Philippe MARBEAU (1807-1861)
La statue du Bon Roi René à Aix-en-Provence, 1835
Huile sur papier marouflé sur toile
59,5 x 48,5 cm
Signé et daté en bas à gauche Marbeau 35
Surnommé le Bon Roi René par ses sujets, René 1er d’Anjou a laissé en Provence le meilleur souvenir. Au XVe siècle, il offre la prospérité à Aix-en-Provence où il entretient une cour littéraire, artistique et savante dont la ville conserve encore les traces aujourd’hui. Au début des années 1820, le conseil municipal décide d’orner le cours Mirabeau d’une fontaine à l’effigie du bon roi et fait appel à un Angevin pour réaliser la sculpture. Œuvre de David d’Angers sur un modèle de Pierre-Henri Révoil, le monument est inauguré par la duchesse d’Angoulême le 19 mai 1823. Représenté un sceptre dans la main droite et une grappe de raisin dans la gauche, le roi se tient debout sur un piédestal. À ses pieds, des livres et une palette de peintre rappellent son amour des arts.

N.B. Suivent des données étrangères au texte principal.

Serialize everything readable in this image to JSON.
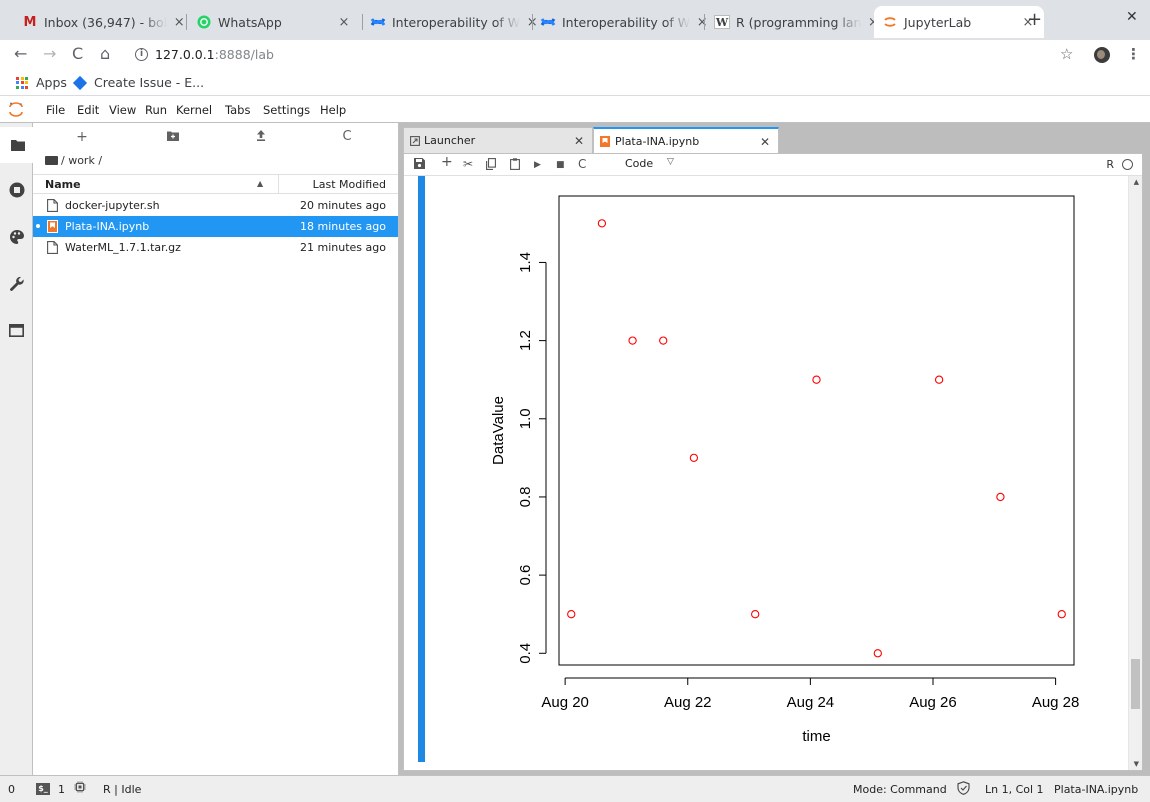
{
  "browser": {
    "tabs": [
      {
        "title": "Inbox (36,947) - bol",
        "icon": "gmail-icon",
        "color": "#c5221f"
      },
      {
        "title": "WhatsApp",
        "icon": "whatsapp-icon",
        "color": "#25d366"
      },
      {
        "title": "Interoperability of W",
        "icon": "confluence-icon",
        "color": "#1868db"
      },
      {
        "title": "Interoperability of W",
        "icon": "confluence-icon",
        "color": "#1868db"
      },
      {
        "title": "R (programming lan",
        "icon": "wikipedia-icon",
        "color": "#333333"
      },
      {
        "title": "JupyterLab",
        "icon": "jupyter-icon",
        "color": "#f37726"
      }
    ],
    "url_host": "127.0.0.1",
    "url_rest": ":8888/lab",
    "bookmarks": [
      "Apps",
      "Create Issue - E..."
    ]
  },
  "menu": [
    "File",
    "Edit",
    "View",
    "Run",
    "Kernel",
    "Tabs",
    "Settings",
    "Help"
  ],
  "filebrowser": {
    "path": "/ work /",
    "col_name": "Name",
    "col_modified": "Last Modified",
    "files": [
      {
        "name": "docker-jupyter.sh",
        "modified": "20 minutes ago",
        "selected": false
      },
      {
        "name": "Plata-INA.ipynb",
        "modified": "18 minutes ago",
        "selected": true
      },
      {
        "name": "WaterML_1.7.1.tar.gz",
        "modified": "21 minutes ago",
        "selected": false
      }
    ]
  },
  "doc_tabs": [
    "Launcher",
    "Plata-INA.ipynb"
  ],
  "notebook": {
    "cell_type": "Code",
    "kernel": "R"
  },
  "statusbar": {
    "left_count": "0",
    "terminals": "1",
    "kernel_status": "R | Idle",
    "mode": "Mode: Command",
    "position": "Ln 1, Col 1",
    "filename": "Plata-INA.ipynb"
  },
  "colors": {
    "accent": "#2196f3",
    "points": "#ff0000"
  },
  "chart_data": {
    "type": "scatter",
    "xlabel": "time",
    "ylabel": "DataValue",
    "x_tick_labels": [
      "Aug 20",
      "Aug 22",
      "Aug 24",
      "Aug 26",
      "Aug 28"
    ],
    "y_tick_labels": [
      "0.4",
      "0.6",
      "0.8",
      "1.0",
      "1.2",
      "1.4"
    ],
    "xlim": [
      "Aug 19.9",
      "Aug 28.3"
    ],
    "ylim": [
      0.37,
      1.57
    ],
    "points": [
      {
        "x": "Aug 20.1",
        "y": 0.5
      },
      {
        "x": "Aug 20.6",
        "y": 1.5
      },
      {
        "x": "Aug 21.1",
        "y": 1.2
      },
      {
        "x": "Aug 21.6",
        "y": 1.2
      },
      {
        "x": "Aug 22.1",
        "y": 0.9
      },
      {
        "x": "Aug 23.1",
        "y": 0.5
      },
      {
        "x": "Aug 24.1",
        "y": 1.1
      },
      {
        "x": "Aug 25.1",
        "y": 0.4
      },
      {
        "x": "Aug 26.1",
        "y": 1.1
      },
      {
        "x": "Aug 27.1",
        "y": 0.8
      },
      {
        "x": "Aug 28.1",
        "y": 0.5
      }
    ],
    "grid": false,
    "marker": "open-circle"
  }
}
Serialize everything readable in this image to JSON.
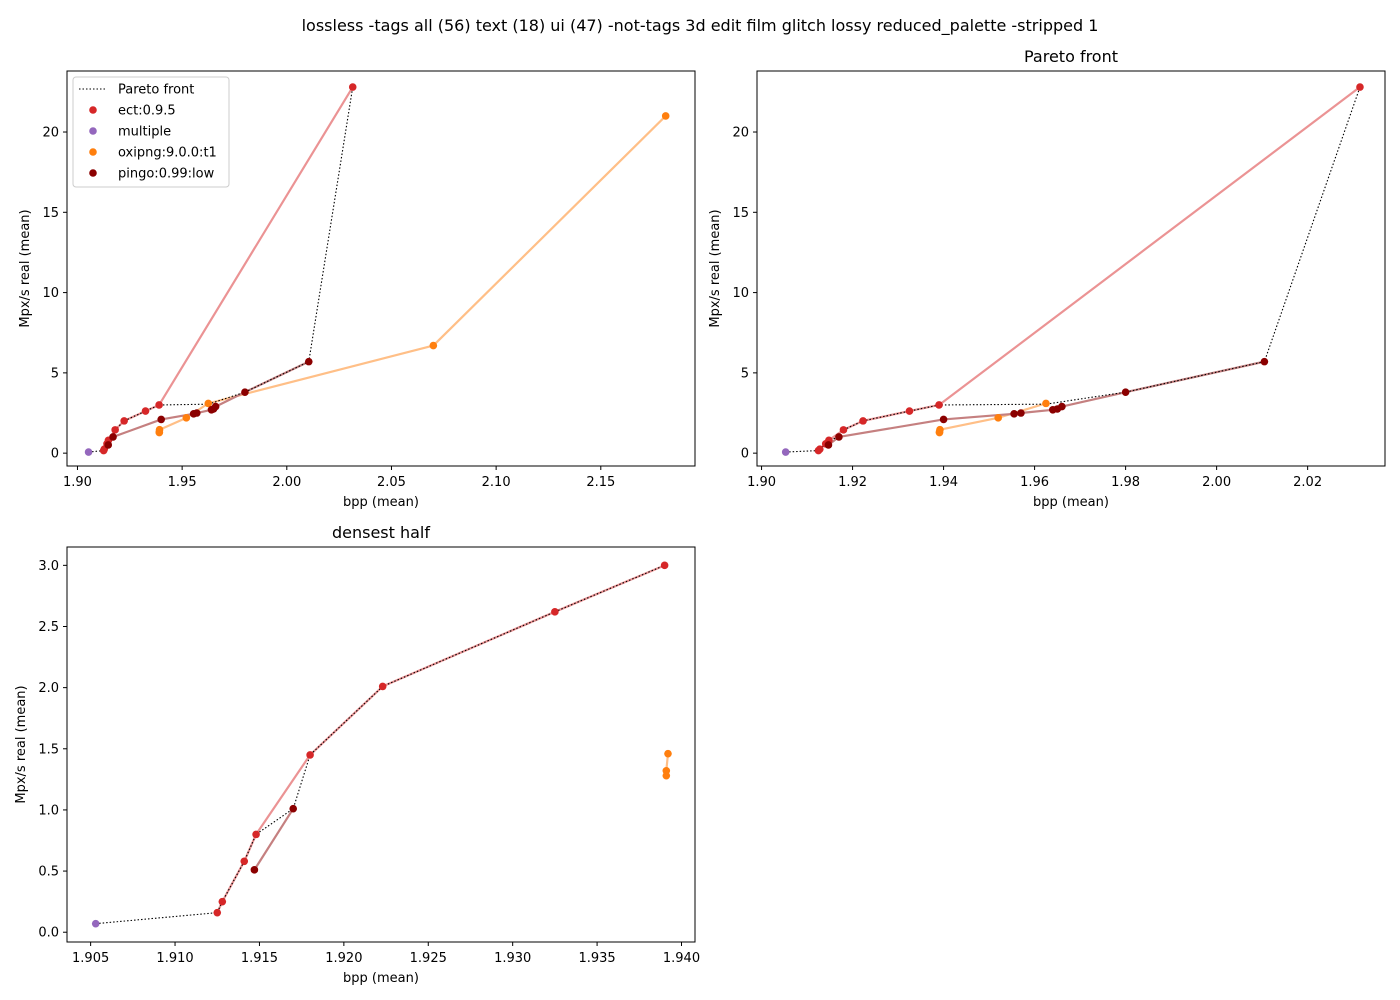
{
  "figure": {
    "suptitle": "lossless -tags all (56) text (18) ui (47) -not-tags 3d edit film glitch lossy reduced_palette -stripped 1"
  },
  "colors": {
    "ect:0.9.5": "#d62728",
    "multiple": "#9467bd",
    "oxipng:9.0.0:t1": "#ff7f0e",
    "pingo:0.99:low": "#8b0000",
    "pareto": "#000000"
  },
  "chart_data": [
    {
      "type": "scatter",
      "title": "",
      "xlabel": "bpp (mean)",
      "ylabel": "Mpx/s real (mean)",
      "xlim": [
        1.895,
        2.195
      ],
      "ylim": [
        -0.8,
        23.8
      ],
      "xticks": [
        "1.90",
        "1.95",
        "2.00",
        "2.05",
        "2.10",
        "2.15"
      ],
      "yticks": [
        "0",
        "5",
        "10",
        "15",
        "20"
      ],
      "legend": {
        "placement": "top-left",
        "entries": [
          "Pareto front",
          "ect:0.9.5",
          "multiple",
          "oxipng:9.0.0:t1",
          "pingo:0.99:low"
        ]
      },
      "pareto": [
        [
          1.9053,
          0.07
        ],
        [
          1.9125,
          0.16
        ],
        [
          1.9128,
          0.25
        ],
        [
          1.9141,
          0.58
        ],
        [
          1.9148,
          0.8
        ],
        [
          1.917,
          1.01
        ],
        [
          1.918,
          1.45
        ],
        [
          1.9223,
          2.01
        ],
        [
          1.9325,
          2.62
        ],
        [
          1.939,
          3.0
        ],
        [
          1.9625,
          3.05
        ],
        [
          1.98,
          3.8
        ],
        [
          2.0105,
          5.7
        ],
        [
          2.0315,
          22.8
        ]
      ],
      "series": [
        {
          "name": "ect:0.9.5",
          "points": [
            [
              1.9125,
              0.16
            ],
            [
              1.9128,
              0.25
            ],
            [
              1.9141,
              0.58
            ],
            [
              1.9148,
              0.8
            ],
            [
              1.918,
              1.45
            ],
            [
              1.9223,
              2.01
            ],
            [
              1.9325,
              2.62
            ],
            [
              1.939,
              3.0
            ],
            [
              2.0315,
              22.8
            ]
          ]
        },
        {
          "name": "multiple",
          "points": [
            [
              1.9053,
              0.07
            ]
          ]
        },
        {
          "name": "oxipng:9.0.0:t1",
          "points": [
            [
              1.9391,
              1.28
            ],
            [
              1.9391,
              1.32
            ],
            [
              1.9392,
              1.46
            ],
            [
              1.952,
              2.2
            ],
            [
              1.9625,
              3.1
            ],
            [
              2.07,
              6.7
            ],
            [
              2.181,
              21.0
            ]
          ]
        },
        {
          "name": "pingo:0.99:low",
          "points": [
            [
              1.9147,
              0.51
            ],
            [
              1.917,
              1.01
            ],
            [
              1.94,
              2.1
            ],
            [
              1.9555,
              2.45
            ],
            [
              1.957,
              2.5
            ],
            [
              1.964,
              2.7
            ],
            [
              1.965,
              2.75
            ],
            [
              1.966,
              2.9
            ],
            [
              1.98,
              3.8
            ],
            [
              2.0105,
              5.7
            ]
          ]
        }
      ]
    },
    {
      "type": "scatter",
      "title": "Pareto front",
      "xlabel": "bpp (mean)",
      "ylabel": "Mpx/s real (mean)",
      "xlim": [
        1.899,
        2.037
      ],
      "ylim": [
        -0.8,
        23.8
      ],
      "xticks": [
        "1.90",
        "1.92",
        "1.94",
        "1.96",
        "1.98",
        "2.00",
        "2.02"
      ],
      "yticks": [
        "0",
        "5",
        "10",
        "15",
        "20"
      ],
      "pareto": [
        [
          1.9053,
          0.07
        ],
        [
          1.9125,
          0.16
        ],
        [
          1.9128,
          0.25
        ],
        [
          1.9141,
          0.58
        ],
        [
          1.9148,
          0.8
        ],
        [
          1.917,
          1.01
        ],
        [
          1.918,
          1.45
        ],
        [
          1.9223,
          2.01
        ],
        [
          1.9325,
          2.62
        ],
        [
          1.939,
          3.0
        ],
        [
          1.9625,
          3.05
        ],
        [
          1.98,
          3.8
        ],
        [
          2.0105,
          5.7
        ],
        [
          2.0315,
          22.8
        ]
      ],
      "series": [
        {
          "name": "ect:0.9.5",
          "points": [
            [
              1.9125,
              0.16
            ],
            [
              1.9128,
              0.25
            ],
            [
              1.9141,
              0.58
            ],
            [
              1.9148,
              0.8
            ],
            [
              1.918,
              1.45
            ],
            [
              1.9223,
              2.01
            ],
            [
              1.9325,
              2.62
            ],
            [
              1.939,
              3.0
            ],
            [
              2.0315,
              22.8
            ]
          ]
        },
        {
          "name": "multiple",
          "points": [
            [
              1.9053,
              0.07
            ]
          ]
        },
        {
          "name": "oxipng:9.0.0:t1",
          "points": [
            [
              1.9391,
              1.28
            ],
            [
              1.9391,
              1.32
            ],
            [
              1.9392,
              1.46
            ],
            [
              1.952,
              2.2
            ],
            [
              1.9625,
              3.1
            ]
          ]
        },
        {
          "name": "pingo:0.99:low",
          "points": [
            [
              1.9147,
              0.51
            ],
            [
              1.917,
              1.01
            ],
            [
              1.94,
              2.1
            ],
            [
              1.9555,
              2.45
            ],
            [
              1.957,
              2.5
            ],
            [
              1.964,
              2.7
            ],
            [
              1.965,
              2.75
            ],
            [
              1.966,
              2.9
            ],
            [
              1.98,
              3.8
            ],
            [
              2.0105,
              5.7
            ]
          ]
        }
      ]
    },
    {
      "type": "scatter",
      "title": "densest half",
      "xlabel": "bpp (mean)",
      "ylabel": "Mpx/s real (mean)",
      "xlim": [
        1.9036,
        1.9408
      ],
      "ylim": [
        -0.08,
        3.15
      ],
      "xticks": [
        "1.905",
        "1.910",
        "1.915",
        "1.920",
        "1.925",
        "1.930",
        "1.935",
        "1.940"
      ],
      "yticks": [
        "0.0",
        "0.5",
        "1.0",
        "1.5",
        "2.0",
        "2.5",
        "3.0"
      ],
      "pareto": [
        [
          1.9053,
          0.07
        ],
        [
          1.9125,
          0.16
        ],
        [
          1.9128,
          0.25
        ],
        [
          1.9141,
          0.58
        ],
        [
          1.9148,
          0.8
        ],
        [
          1.917,
          1.01
        ],
        [
          1.918,
          1.45
        ],
        [
          1.9223,
          2.01
        ],
        [
          1.9325,
          2.62
        ],
        [
          1.939,
          3.0
        ]
      ],
      "series": [
        {
          "name": "ect:0.9.5",
          "points": [
            [
              1.9125,
              0.16
            ],
            [
              1.9128,
              0.25
            ],
            [
              1.9141,
              0.58
            ],
            [
              1.9148,
              0.8
            ],
            [
              1.918,
              1.45
            ],
            [
              1.9223,
              2.01
            ],
            [
              1.9325,
              2.62
            ],
            [
              1.939,
              3.0
            ]
          ]
        },
        {
          "name": "multiple",
          "points": [
            [
              1.9053,
              0.07
            ]
          ]
        },
        {
          "name": "oxipng:9.0.0:t1",
          "points": [
            [
              1.9391,
              1.28
            ],
            [
              1.9391,
              1.32
            ],
            [
              1.9392,
              1.46
            ]
          ]
        },
        {
          "name": "pingo:0.99:low",
          "points": [
            [
              1.9147,
              0.51
            ],
            [
              1.917,
              1.01
            ]
          ]
        }
      ]
    }
  ]
}
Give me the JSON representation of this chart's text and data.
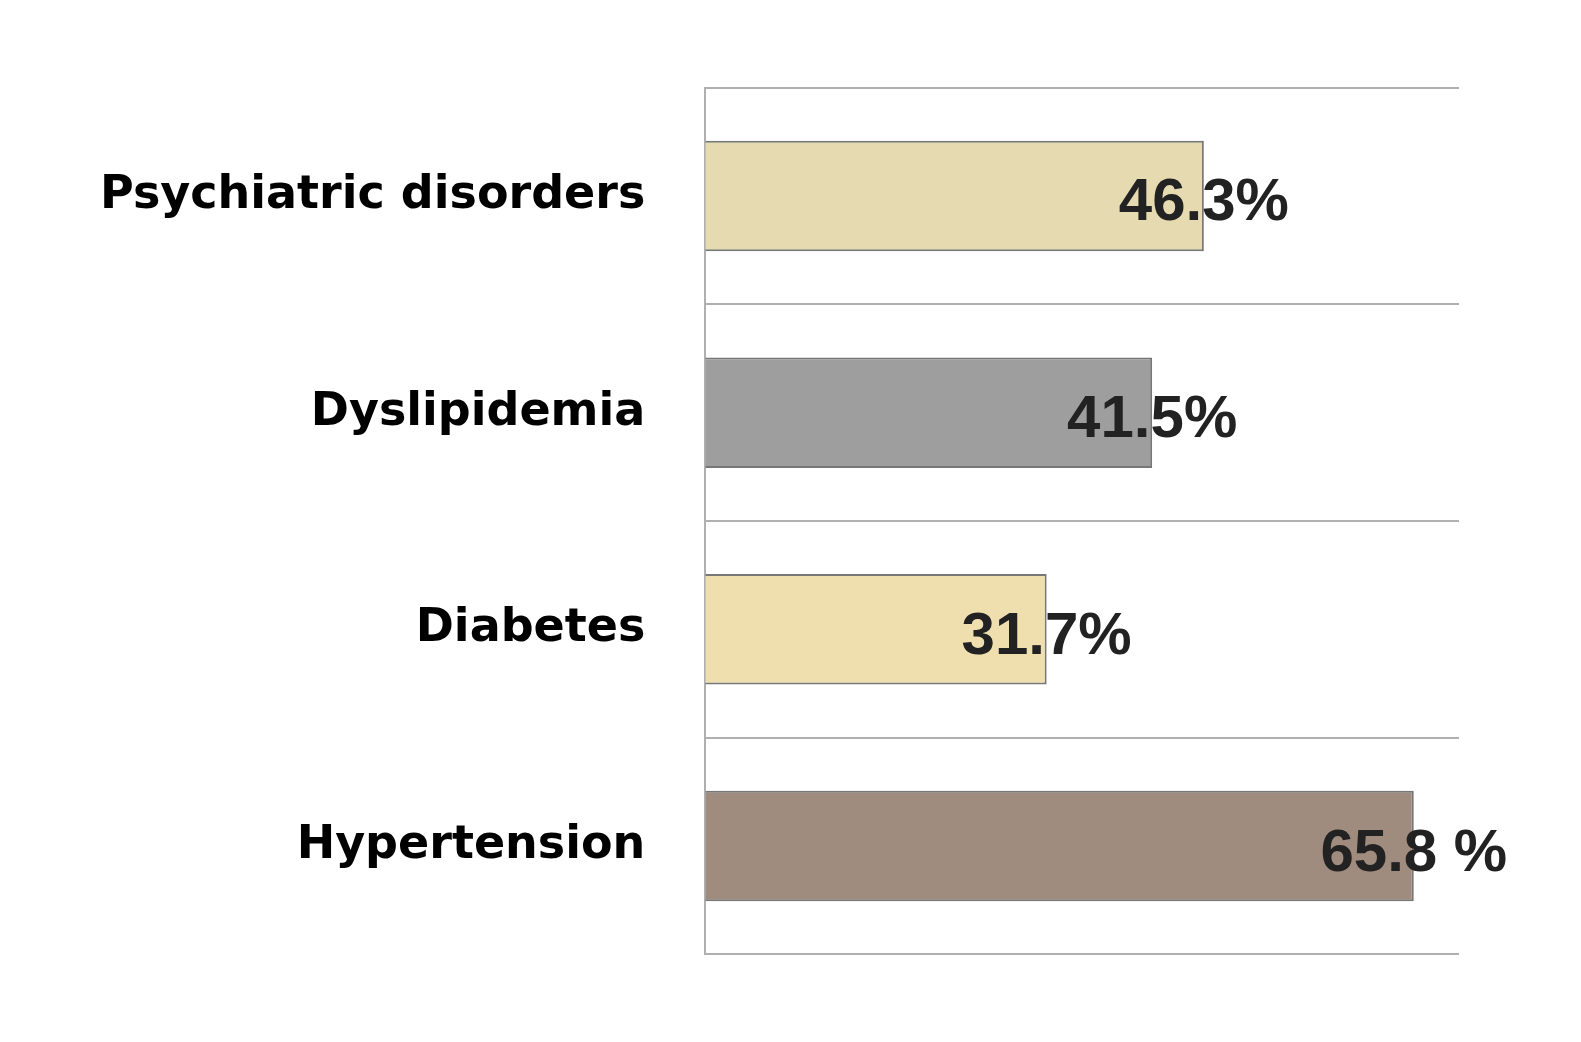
{
  "chart_data": {
    "type": "bar",
    "orientation": "horizontal",
    "categories": [
      "Psychiatric disorders",
      "Dyslipidemia",
      "Diabetes",
      "Hypertension"
    ],
    "values": [
      46.3,
      41.5,
      31.7,
      65.8
    ],
    "colors": [
      "#e6dab0",
      "#9e9e9e",
      "#f0dfae",
      "#a08c7e"
    ],
    "value_labels": [
      "46.3%",
      "41.5%",
      "31.7%",
      "65.8 %"
    ],
    "xlim": [
      0,
      70
    ],
    "tick_labels": "y",
    "grid": "y",
    "legend": false
  }
}
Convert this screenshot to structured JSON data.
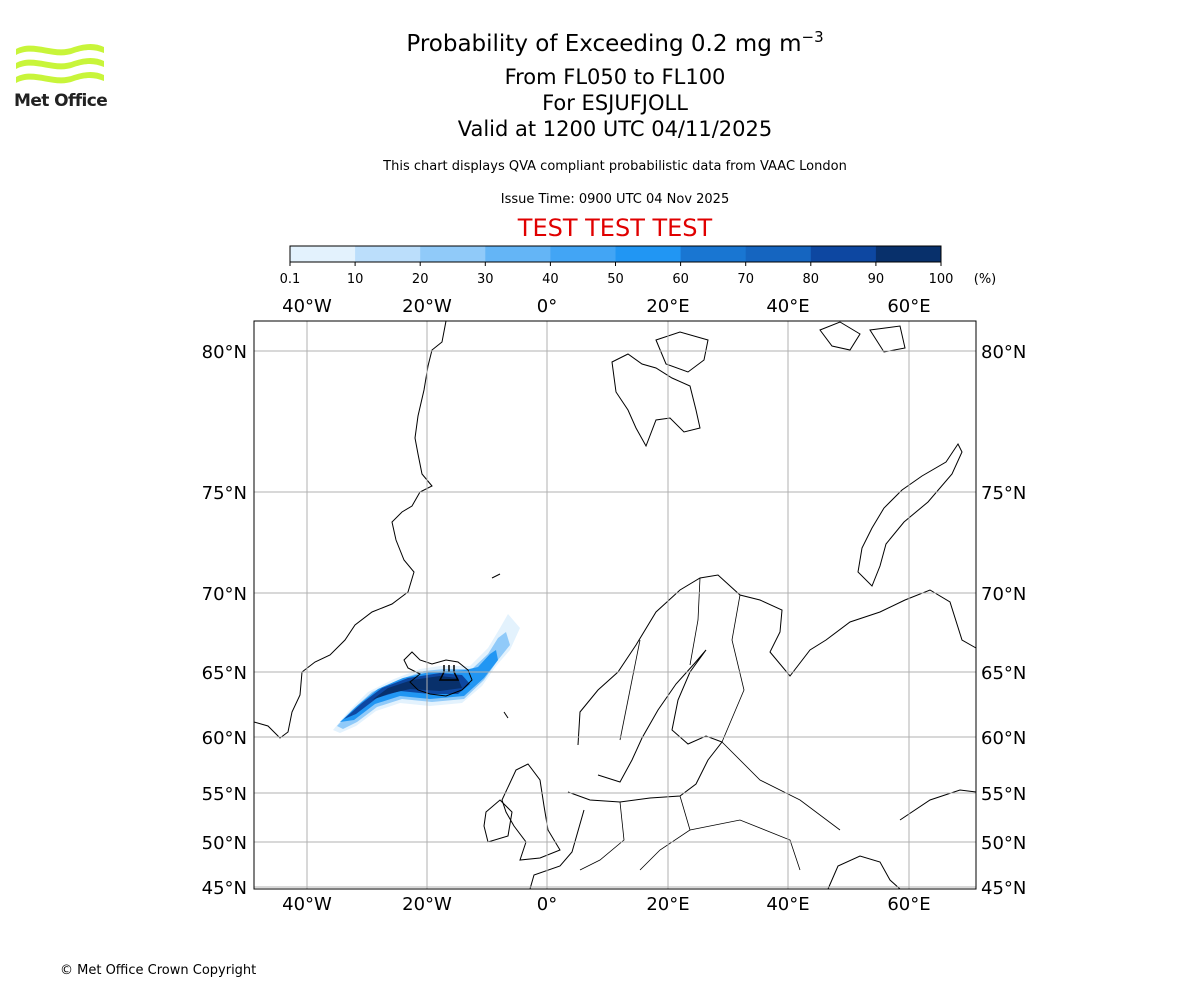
{
  "logo": {
    "text": "Met Office",
    "brand_color": "#c8f53a"
  },
  "header": {
    "title_main": "Probability of Exceeding 0.2 mg m",
    "title_sup": "−3",
    "levels": "From FL050 to FL100",
    "volcano": "For ESJUFJOLL",
    "valid": "Valid at 1200 UTC 04/11/2025",
    "note": "This chart displays QVA compliant probabilistic data from VAAC London",
    "issue_time": "Issue Time: 0900 UTC 04 Nov 2025",
    "test_banner": "TEST TEST TEST",
    "test_color": "#e00000"
  },
  "colorbar": {
    "ticks": [
      "0.1",
      "10",
      "20",
      "30",
      "40",
      "50",
      "60",
      "70",
      "80",
      "90",
      "100"
    ],
    "unit": "(%)",
    "colors": [
      "#e3f2fd",
      "#bbdefb",
      "#90caf9",
      "#64b5f6",
      "#42a5f5",
      "#2196f3",
      "#1976d2",
      "#1565c0",
      "#0d47a1",
      "#08306b"
    ]
  },
  "map": {
    "lon_labels": [
      "40°W",
      "20°W",
      "0°",
      "20°E",
      "40°E",
      "60°E"
    ],
    "lat_labels": [
      "80°N",
      "75°N",
      "70°N",
      "65°N",
      "60°N",
      "55°N",
      "50°N",
      "45°N"
    ]
  },
  "footer": {
    "copyright": "© Met Office Crown Copyright"
  }
}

En 1835, le peintre Philippe Marbeau, originaire de Brivela-Gaillarde, vient de s’installer en Provence. Ancien élève de François-Édouard Picot à Paris, il se lie d’amitié avec le peintre Émile Loubon, originaire d’Aix-en-Provence et proche de François-Marius Granet. Cette vue du haut du cours Mirabeau, réalisée à l’huile sur papier, se concentre sur la fontaine inaugurée treize ans plus tôt. Sur la place qui prendra plus tard le nom de Forbin (un Aixois, ancien élève de Jacques-Louis David et directeur du Louvre sous la Restauration), la sculpture de marbre se détache sur un fond ocre de façades et un ciel bleu traversé par les nuages. À l’arrière-plan à droite, on peut apercevoir le fronton de l’église des Oblats et le commencement de la rue d’Italie. Sur la gauche, un autre détail attire le regard. À cette époque, la partie droite de l’Hô- tel du Poët est occupée au rez-de-chaussée par une imprimerie-librairie réputée, la maison Remondet, dont on aper- çoit l’enseigne. Sous le porche, une foule s’est amassée pour admirer tableaux, gravures et placards accrochés à même la façade. Plus surprenante est la présence d’un taureau venu s’abreuver à l’eau de la fontaine. Ce dernier détourne la tête vers un pot de terre brisé à la base du bassin et semble hésiter entre le liquide répandu et l’eau claire qui s’écoule du socle du monument. Cette saynète aux atours de fable est la probable illustration d’un proverbe : Il faut boire le vin comme un roi et l’eau comme un taureau. Le peintre montre ici que la nécessité de la soif se passe des bonnes manières d’un roi.
Installé définitivement en Provence, Philippe Marbeau devient un Marseillais d’adoption et participe régulièrement au Salon entre 1842 et 1855. Membre de l’académie du Var, il reçoit pour ses œuvres quelques commentaires élogieux. Certains de ses contemporains mentionnent qu’éternellement insatisfait de son travail, il peignait jour et nuit et devint irascible et instable. Épris de son art jusqu’à la folie, il termina ses jours dans un asile marseillais.